Further details are also available in this press release, with media and blog coverage available via these pre-programmed Google searches. As noted the proposed scheme would have a common single application procedure across the 27 Member States and a common set of rights for non-EU nationals including the right to stay for two years and move within the EU to another Member State for an extension of one more year.

The urgency of the introduction of the blue card is framed in terms of competition with the US/Canada/Australia – the US alone attracts more than half of all skilled labor while only 5 per cent currently comes to the EU. This explanation needs to be seen in relation to two issues which the GlobalHigherEd blog has been following: the competition to attract and retain researchers and the current overproduction of Maths, Science and Technology graduates. Can the attractiveness of the EU as a whole compete with the pull of R&D/Industrial capacity in the US and the logic of English as the global language? Related to this obviously is the recent enlargement to 27 Member States where there are ongoing issues around the mobility of labor within the EU? We will continue to look beneath the claims of policy initiatives to see the underlying contradictions in approaches. The ongoing question of the construction of a common European labor market and boosting the attractiveness of EU higher ed institutions may be at least as important here as the supposed skilled labor shortages.

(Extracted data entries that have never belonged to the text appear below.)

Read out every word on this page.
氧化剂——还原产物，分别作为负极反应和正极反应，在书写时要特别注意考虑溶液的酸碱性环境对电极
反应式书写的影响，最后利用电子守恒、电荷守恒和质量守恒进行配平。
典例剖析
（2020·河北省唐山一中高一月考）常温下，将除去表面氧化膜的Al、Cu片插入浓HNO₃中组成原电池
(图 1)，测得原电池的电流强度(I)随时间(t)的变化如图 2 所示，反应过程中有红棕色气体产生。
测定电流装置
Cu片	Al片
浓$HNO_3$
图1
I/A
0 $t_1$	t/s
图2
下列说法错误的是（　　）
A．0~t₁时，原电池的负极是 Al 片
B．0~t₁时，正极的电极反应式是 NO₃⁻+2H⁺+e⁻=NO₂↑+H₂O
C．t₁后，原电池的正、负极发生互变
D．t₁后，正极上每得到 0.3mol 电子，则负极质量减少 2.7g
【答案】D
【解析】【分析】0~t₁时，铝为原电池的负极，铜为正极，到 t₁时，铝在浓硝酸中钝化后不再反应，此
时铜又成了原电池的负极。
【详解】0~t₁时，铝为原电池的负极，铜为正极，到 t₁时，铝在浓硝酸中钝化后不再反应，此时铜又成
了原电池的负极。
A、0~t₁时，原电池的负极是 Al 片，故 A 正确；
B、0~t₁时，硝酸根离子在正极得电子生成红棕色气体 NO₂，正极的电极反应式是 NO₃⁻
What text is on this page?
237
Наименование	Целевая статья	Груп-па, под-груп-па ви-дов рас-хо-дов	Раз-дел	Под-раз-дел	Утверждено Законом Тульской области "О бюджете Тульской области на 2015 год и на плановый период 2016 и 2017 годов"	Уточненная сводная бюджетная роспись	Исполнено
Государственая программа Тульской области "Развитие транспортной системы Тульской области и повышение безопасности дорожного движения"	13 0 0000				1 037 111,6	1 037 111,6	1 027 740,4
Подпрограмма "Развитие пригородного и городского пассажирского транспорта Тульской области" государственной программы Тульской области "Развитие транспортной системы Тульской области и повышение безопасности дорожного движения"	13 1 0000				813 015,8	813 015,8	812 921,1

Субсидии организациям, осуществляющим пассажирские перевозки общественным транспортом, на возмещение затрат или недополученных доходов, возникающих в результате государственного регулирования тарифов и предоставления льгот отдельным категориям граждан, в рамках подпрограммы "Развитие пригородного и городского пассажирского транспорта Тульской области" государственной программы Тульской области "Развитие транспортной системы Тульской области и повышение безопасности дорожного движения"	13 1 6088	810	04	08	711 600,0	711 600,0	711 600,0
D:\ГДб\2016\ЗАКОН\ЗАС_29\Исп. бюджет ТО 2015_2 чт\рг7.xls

Futurology demographics seem to be at the heart of the explanation of the need to intensify the recruitment of non-EU labour – according to the Commission the EU will have a shortage of 20 million workers in the next 20 years, with one third of the EU population over the age of 65. Interestingly though, there is no specification of the kinds of skill shortages that far down the line – the current concern is that the EU currently receives 85 % of global unskilled labour.

Barroso and the Commission continue to try to handle the contradictions of EU brain attractiveness strategies by the preferred model of:

  • fixed term contracts;
  • limitations on recruitment from developing countries in sensitive sectors; and,
  • the potentially highly tendentious notion of ‘circular migration’.

High skilled labour is effectively on a perpetual carousel of entry to and exit from the labour market with equal rights while in the EU which get lost at the point of departure from the EU zone only to reappear on re-entry, perhaps?

According to Reuters the successful applicants for a blue card would only need to be paid twice the minimum wage in the employing Member State – and this requirement would be lifted if the applicant were to be a graduate from an EU higher education institution. Two things are of interest here then – the blue card could be a way to retain anyone with a higher education qualification and there are implications for the continuing downward pressure on wage rates for the university educated. It will be interesting to see how this one plays out in relation to the attractiveness of EU universities if a blue card is the implied pay-off for successful graduation.